What simply occurred? Both Intel and AMD noticed casualties this week. Team Red misplaced their schedule on the final minute and needed to postpone the launch of this month’s 7040HS sequence till April. Team Blue says goodbye to a distinct segment accelerator that by no means launched – RIP Thunder Bay.
Announced at CES 2023, AMD’s Ryzen 7040HS sequence (codenamed Phoenix) and the lately introduced 7045HX sequence are each based mostly on Zen 4 and use TSMC’s N4 node, however the similarities finish there. The HS sequence makes use of a monolithic chip that mixes an RDNA3 GPU with as much as 8 cores, whereas the HX sequence makes use of a chiplet design ported from the desktop sequence, with solely a fundamental built-in RDNA2 GPU however as much as 16 cores.
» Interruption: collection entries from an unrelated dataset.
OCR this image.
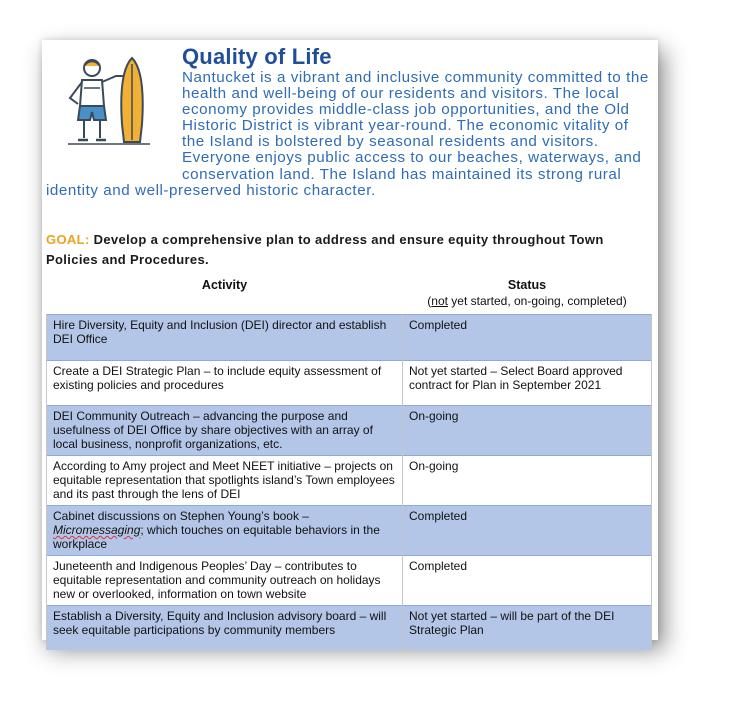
Quality of Life

Nantucket is a vibrant and inclusive community committed to the health and well-being of our residents and visitors. The local economy provides middle-class job opportunities, and the Old Historic District is vibrant year-round. The economic vitality of the Island is bolstered by seasonal residents and visitors. Everyone enjoys public access to our beaches, waterways, and conservation land. The Island has maintained its strong rural identity and well-preserved historic character.

GOAL: Develop a comprehensive plan to address and ensure equity throughout Town Policies and Procedures.

Activity	Status
(not yet started, on-going, completed)

Hire Diversity, Equity and Inclusion (DEI) director and establish DEI Office	Completed
Create a DEI Strategic Plan – to include equity assessment of existing policies and procedures	Not yet started – Select Board approved contract for Plan in September 2021
DEI Community Outreach – advancing the purpose and usefulness of DEI Office by share objectives with an array of local business, nonprofit organizations, etc.	On-going
According to Amy project and Meet NEET initiative – projects on equitable representation that spotlights island’s Town employees and its past through the lens of DEI	On-going
Cabinet discussions on Stephen Young’s book – Micromessaging; which touches on equitable behaviors in the workplace	Completed
Juneteenth and Indigenous Peoples’ Day – contributes to equitable representation and community outreach on holidays new or overlooked, information on town website	Completed
Establish a Diversity, Equity and Inclusion advisory board – will seek equitable participations by community members	Not yet started – will be part of the DEI Strategic Plan
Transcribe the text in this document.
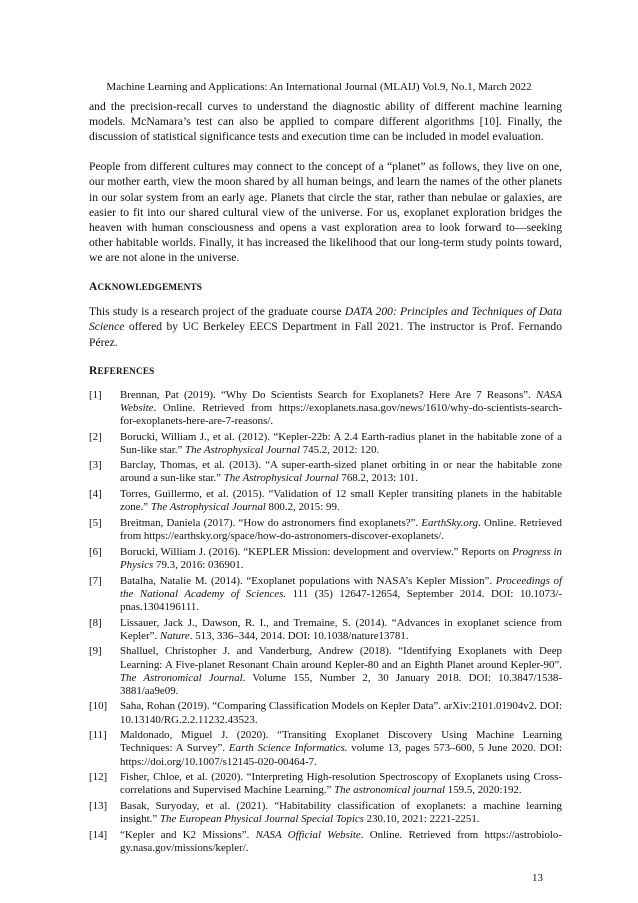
Machine Learning and Applications: An International Journal (MLAIJ) Vol.9, No.1, March 2022

and the precision-recall curves to understand the diagnostic ability of different machine learning models. McNamara’s test can also be applied to compare different algorithms [10]. Finally, the discussion of statistical significance tests and execution time can be included in model evaluation.

People from different cultures may connect to the concept of a “planet” as follows, they live on one, our mother earth, view the moon shared by all human beings, and learn the names of the other planets in our solar system from an early age. Planets that circle the star, rather than nebulae or galaxies, are easier to fit into our shared cultural view of the universe. For us, exoplanet exploration bridges the heaven with human consciousness and opens a vast exploration area to look forward to—seeking other habitable worlds. Finally, it has increased the likelihood that our long-term study points toward, we are not alone in the universe.

ACKNOWLEDGEMENTS

This study is a research project of the graduate course DATA 200: Principles and Techniques of Data Science offered by UC Berkeley EECS Department in Fall 2021. The instructor is Prof. Fernando Pérez.

REFERENCES
[1]	Brennan, Pat (2019). “Why Do Scientists Search for Exoplanets? Here Are 7 Reasons”. NASA Website. Online. Retrieved from https://exoplanets.nasa.gov/news/1610/why-do-scientists-search-for-exoplanets-here-are-7-reasons/.
[2]	Borucki, William J., et al. (2012). “Kepler-22b: A 2.4 Earth-radius planet in the habitable zone of a Sun-like star.” The Astrophysical Journal 745.2, 2012: 120.
[3]	Barclay, Thomas, et al. (2013). “A super-earth-sized planet orbiting in or near the habitable zone around a sun-like star.” The Astrophysical Journal 768.2, 2013: 101.
[4]	Torres, Guillermo, et al. (2015). “Validation of 12 small Kepler transiting planets in the habitable zone.” The Astrophysical Journal 800.2, 2015: 99.
[5]	Breitman, Daniela (2017). “How do astronomers find exoplanets?”. EarthSky.org. Online. Retrieved from https://earthsky.org/space/how-do-astronomers-discover-exoplanets/.
[6]	Borucki, William J. (2016). “KEPLER Mission: development and overview.” Reports on Progress in Physics 79.3, 2016: 036901.
[7]	Batalha, Natalie M. (2014). “Exoplanet populations with NASA’s Kepler Mission”. Proceedings of the National Academy of Sciences. 111 (35) 12647-12654, September 2014. DOI: 10.1073/-pnas.1304196111.
[8]	Lissauer, Jack J., Dawson, R. I., and Tremaine, S. (2014). “Advances in exoplanet science from Kepler”. Nature. 513, 336–344, 2014. DOI: 10.1038/nature13781.
[9]	Shalluel, Christopher J. and Vanderburg, Andrew (2018). “Identifying Exoplanets with Deep Learning: A Five-planet Resonant Chain around Kepler-80 and an Eighth Planet around Kepler-90”. The Astronomical Journal. Volume 155, Number 2, 30 January 2018. DOI: 10.3847/1538-3881/aa9e09.
[10]	Saha, Rohan (2019). “Comparing Classification Models on Kepler Data”. arXiv:2101.01904v2. DOI: 10.13140/RG.2.2.11232.43523.
[11]	Maldonado, Miguel J. (2020). “Transiting Exoplanet Discovery Using Machine Learning Techniques: A Survey”. Earth Science Informatics. volume 13, pages 573–600, 5 June 2020. DOI: https://doi.org/10.1007/s12145-020-00464-7.
[12]	Fisher, Chloe, et al. (2020). “Interpreting High-resolution Spectroscopy of Exoplanets using Cross-correlations and Supervised Machine Learning.” The astronomical journal 159.5, 2020:192.
[13]	Basak, Suryoday, et al. (2021). “Habitability classification of exoplanets: a machine learning insight.” The European Physical Journal Special Topics 230.10, 2021: 2221-2251.
[14]	“Kepler and K2 Missions”. NASA Official Website. Online. Retrieved from https://astrobiolo-gy.nasa.gov/missions/kepler/.
13
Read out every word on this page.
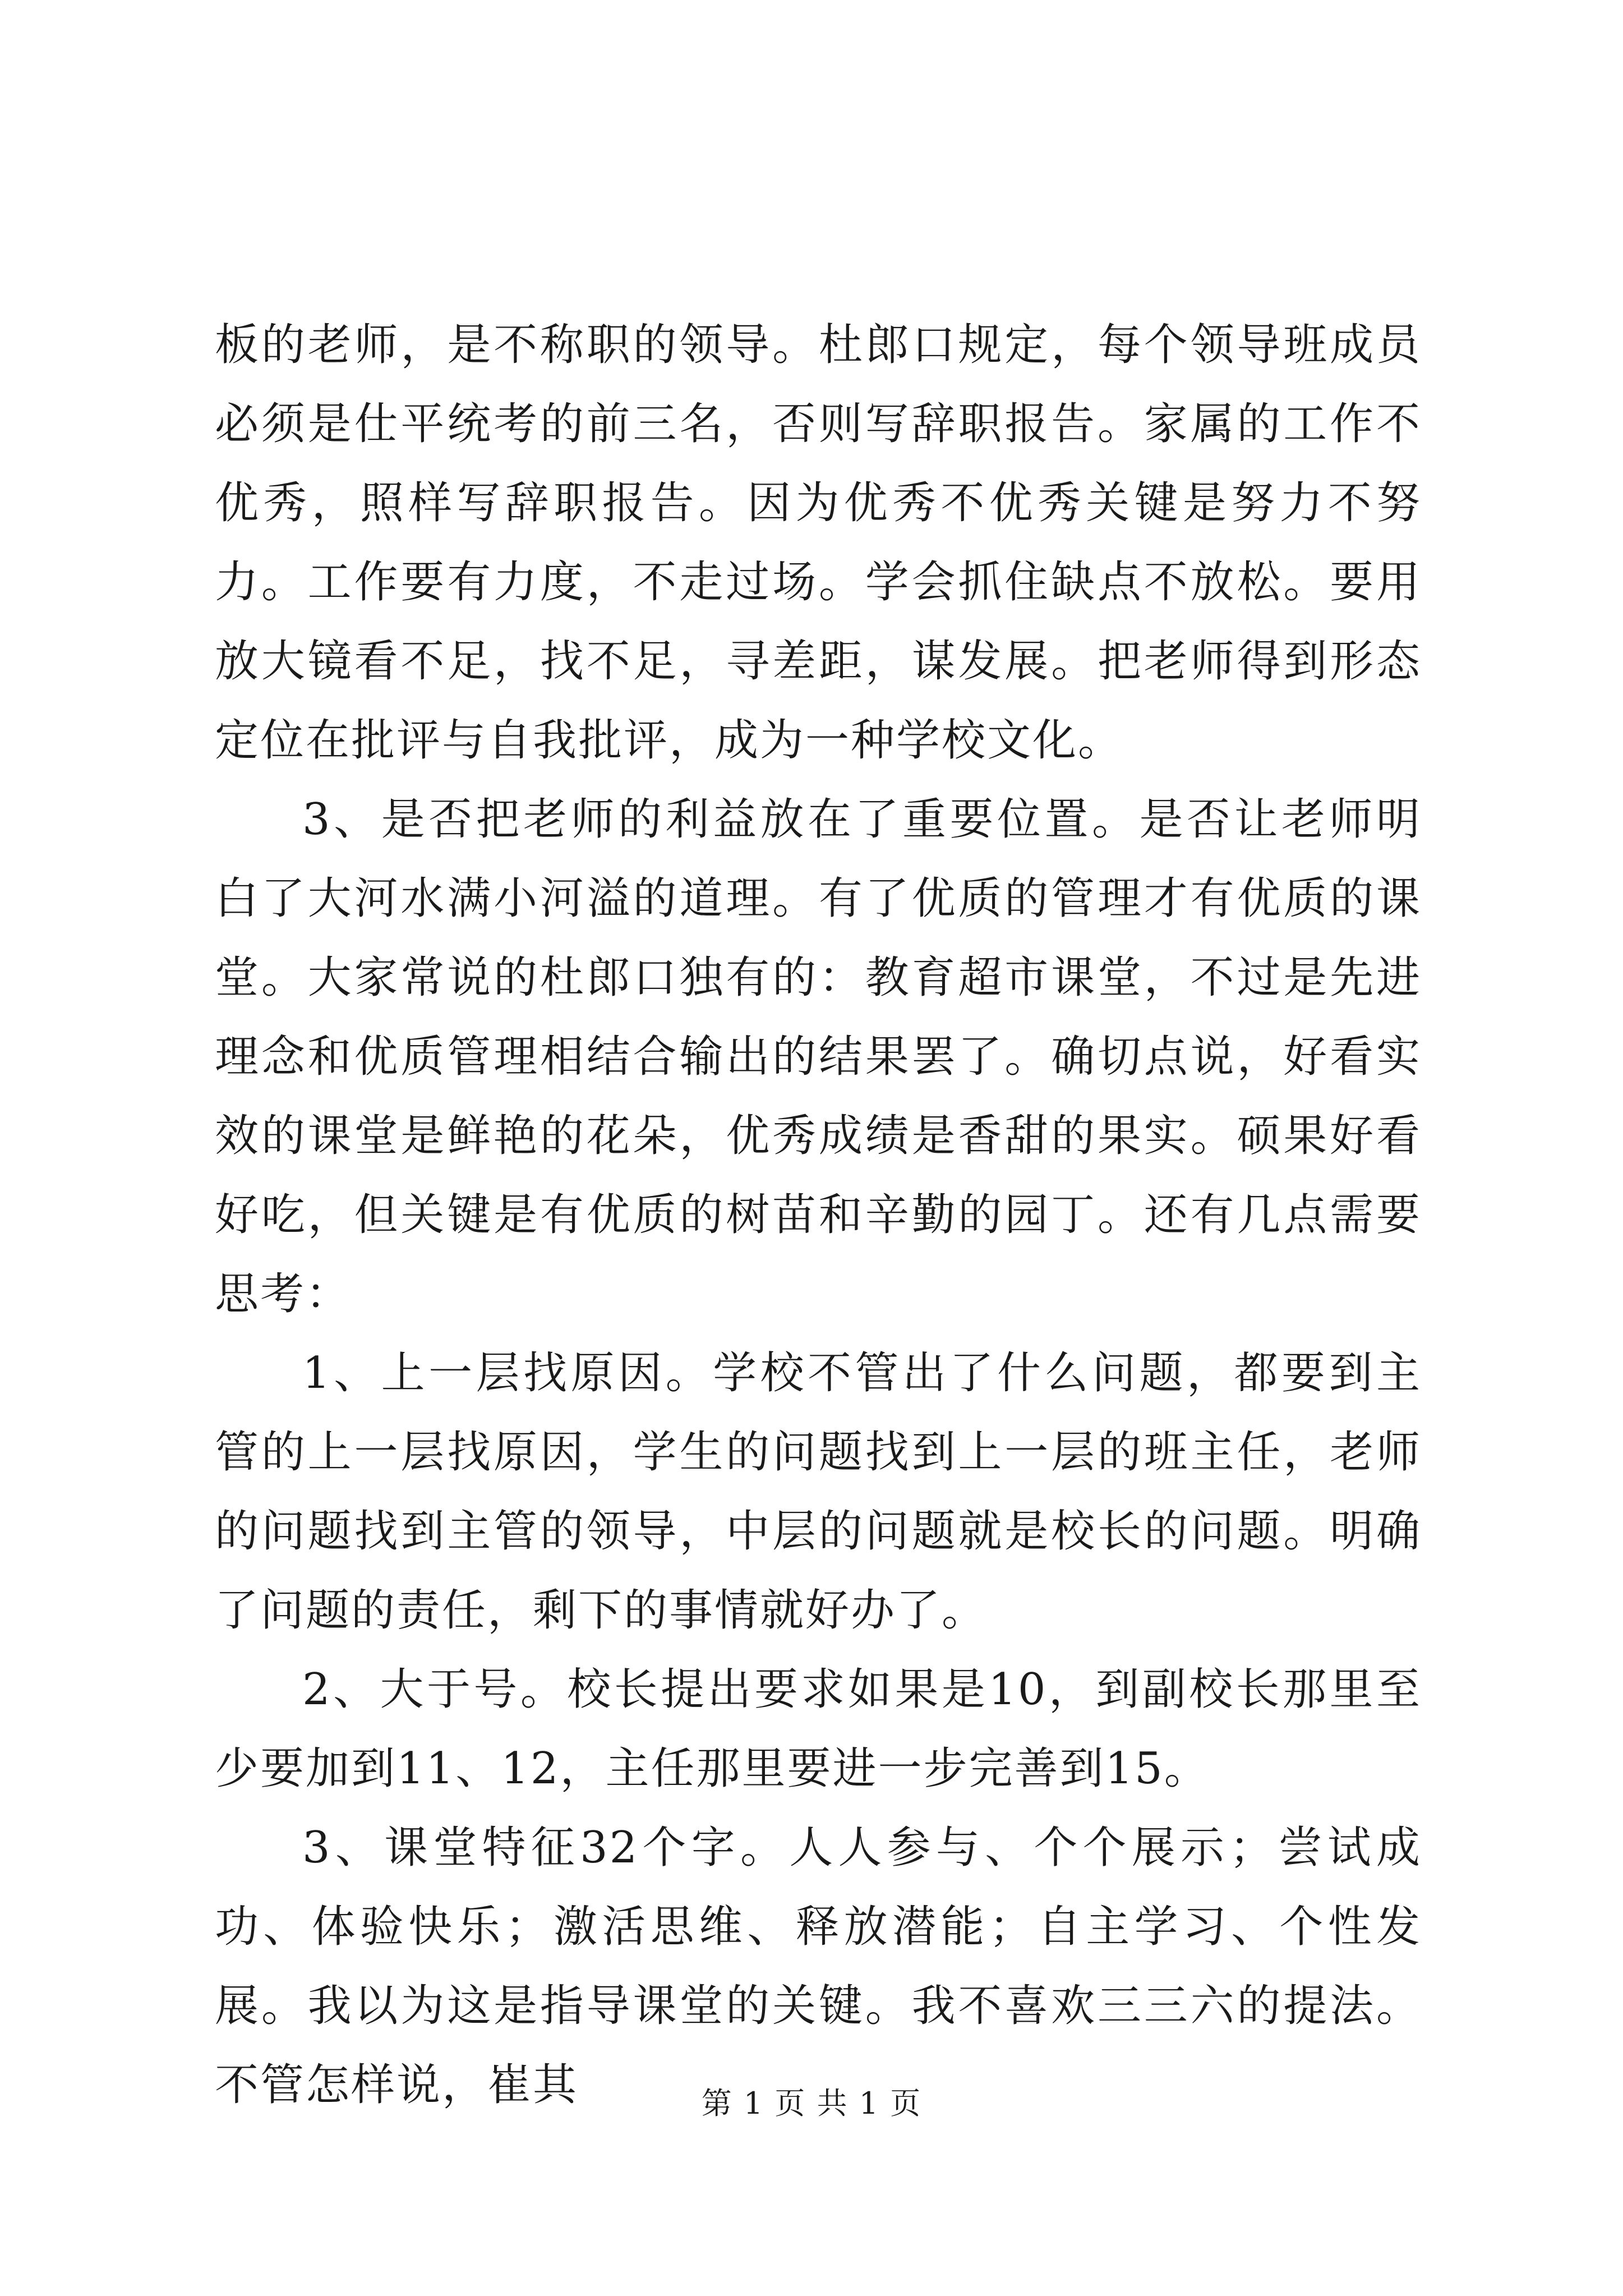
板的老师，是不称职的领导。杜郎口规定，每个领导班成员必须是仕平统考的前三名，否则写辞职报告。家属的工作不优秀，照样写辞职报告。因为优秀不优秀关键是努力不努力。工作要有力度，不走过场。学会抓住缺点不放松。要用放大镜看不足，找不足，寻差距，谋发展。把老师得到形态定位在批评与自我批评，成为一种学校文化。

3、是否把老师的利益放在了重要位置。是否让老师明白了大河水满小河溢的道理。有了优质的管理才有优质的课堂。大家常说的杜郎口独有的：教育超市课堂，不过是先进理念和优质管理相结合输出的结果罢了。确切点说，好看实效的课堂是鲜艳的花朵，优秀成绩是香甜的果实。硕果好看好吃，但关键是有优质的树苗和辛勤的园丁。还有几点需要思考：

1、上一层找原因。学校不管出了什么问题，都要到主管的上一层找原因，学生的问题找到上一层的班主任，老师的问题找到主管的领导，中层的问题就是校长的问题。明确了问题的责任，剩下的事情就好办了。

2、大于号。校长提出要求如果是10，到副校长那里至少要加到11、12，主任那里要进一步完善到15。

3、课堂特征32个字。人人参与、个个展示；尝试成功、体验快乐；激活思维、释放潜能；自主学习、个性发展。我以为这是指导课堂的关键。我不喜欢三三六的提法。不管怎样说，崔其	第 1 页 共 1 页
Late Friday afternoon, AMD introduced that the 7040HS sequence had been delayed by a month to deal with these bugs. “We now count on the primary laptops powered by Ryzen 7040HS sequence processors to be out there from our OEM companions in April,” Team Red mentioned in a launch.
phoenix
Model | core/thread | Base/Boost Clock | L2 + L3 cache | GPU CU | cTDP |
---|---|---|---|---|---|
R9 7940HS | 8 / 16 | 4.0 / 5.2GHz | 24MB | 12 | 35-54 watts |
R7 7840HS | 8 / 16 | 3.8 / 5.1 GHz | 24MB | 12 | 35-54 watts |
R5 7640HS | 6 / 12 | 4.3 / 5.0GHz | 22MB | 8 | 35-54 watts |
The HS sequence has three fashions: R9 7940HS and R7 7840HS every with eight cores, and R5 7640HS with six cores. All three have enhance clocks round 5 GHz and goal 35-54 W. These CPUs are additionally paired with devoted AI accelerators, and a modestly built-in RDNA3 GPU clocked at slightly below 3 GHz, designed to compete with the GTX 1650.
thunder bay
Intel started submitting patches to the Linux kernel final week, eradicating assist for Thunder Bay SoCs. Phoronix discovered the reason in a uninteresting patch notice: “Product canceled with no finish prospects or customers.”
Thunder Bay is the codename for the SoC first referenced by Intel in its 2021 submission to the Linux kernel. It was rumored to mix a Movidius VPU (Vision Processing Unit) and Xeon cores, however its now-removed driver revealed it to have Arm A53 cores as a substitute.
If the title Movidius confuses you, don’t fret. Intel purchased the corporate, which makes synthetic intelligence accelerators for IoT functions, in 2016 and has phased out its model. Since then, Intel has continued to quietly launch Movidius VPUs each few years, however has principally built-in the know-how into different product traces, together with its Thirteenth-generation Core CPUs that function synthetic intelligence models.
Team Blue could not have given up on plans to develop accelerators like Thunder Bay, however they’ve been placed on maintain as a part of a latest cost-cutting effort.